Jim Vibert
The Chronicle Herald
November 21, 2020

Nova Scotia’s Liberal government has quite a story to tell on the environment, but unfortunately that’s all it has. The reality is a litany of delayed action and unkept promises.

… Since 2013, Nova Scotia’s goal — adopted unanimously by the legislature — has been to protect 13 per cent of the province’s total landmass for nature.

McNeil promised that his government would reach that goal in its first term. It didn’t. In fact, it hasn’t yet, seven years on.

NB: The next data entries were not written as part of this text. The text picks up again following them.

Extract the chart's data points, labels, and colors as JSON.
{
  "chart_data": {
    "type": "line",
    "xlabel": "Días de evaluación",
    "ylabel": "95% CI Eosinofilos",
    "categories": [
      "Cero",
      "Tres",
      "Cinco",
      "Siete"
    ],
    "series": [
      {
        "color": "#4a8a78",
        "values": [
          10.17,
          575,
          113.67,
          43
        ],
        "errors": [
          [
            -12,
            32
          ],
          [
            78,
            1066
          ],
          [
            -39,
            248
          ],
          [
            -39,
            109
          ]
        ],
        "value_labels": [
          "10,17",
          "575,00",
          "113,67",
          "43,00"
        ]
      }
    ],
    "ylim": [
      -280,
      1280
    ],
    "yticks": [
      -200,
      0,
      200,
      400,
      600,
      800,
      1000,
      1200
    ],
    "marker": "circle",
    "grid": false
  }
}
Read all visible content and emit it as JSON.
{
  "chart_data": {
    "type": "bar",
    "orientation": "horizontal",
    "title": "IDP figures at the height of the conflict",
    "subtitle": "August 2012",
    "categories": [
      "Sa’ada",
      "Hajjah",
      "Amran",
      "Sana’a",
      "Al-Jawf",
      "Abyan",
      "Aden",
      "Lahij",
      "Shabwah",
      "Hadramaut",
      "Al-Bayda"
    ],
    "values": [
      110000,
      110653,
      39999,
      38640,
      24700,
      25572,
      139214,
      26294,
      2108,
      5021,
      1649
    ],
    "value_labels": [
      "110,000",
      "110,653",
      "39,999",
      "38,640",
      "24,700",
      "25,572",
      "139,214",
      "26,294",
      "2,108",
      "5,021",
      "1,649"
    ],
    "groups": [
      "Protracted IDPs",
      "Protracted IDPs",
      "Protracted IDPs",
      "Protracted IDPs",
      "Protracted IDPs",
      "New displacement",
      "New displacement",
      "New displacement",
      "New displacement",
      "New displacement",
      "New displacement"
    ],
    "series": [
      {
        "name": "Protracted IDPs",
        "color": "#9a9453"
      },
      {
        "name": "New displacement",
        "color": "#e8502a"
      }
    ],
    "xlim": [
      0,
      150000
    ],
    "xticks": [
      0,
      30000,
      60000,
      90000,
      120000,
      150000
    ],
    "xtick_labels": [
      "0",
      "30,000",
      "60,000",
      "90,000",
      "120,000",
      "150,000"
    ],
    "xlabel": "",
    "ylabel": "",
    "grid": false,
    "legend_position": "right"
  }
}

The Parks and Protected Areas Plan the Liberals inherited remains unfinished business. The much-promised Biodiversity Act will die on the legislature’s order paper. The courts had to order the government to comply with its own law to protect endangered species. And implementation of the Lahey report’s recommendations on ecologically sound forestry proceeds at a snail’s pace, where it proceeds at all.

… When we last heard from Environment Minister Gordon Wilson on the subject, he was complaining that it was hard.

“The more you close in on your goal” of 13 per cent, Wilson said, “the tougher the decisions are going to be.”

Really? The province could achieve and surpass the 13 per cent target if it would only finish the job and designate for protection those sites identified in the 2013 Parks and Protected Areas Plan.

That plan was the result of extensive consultations with Nova Scotians, who identified several hundred wilderness areas, nature preserves and provincial parks that should be protected.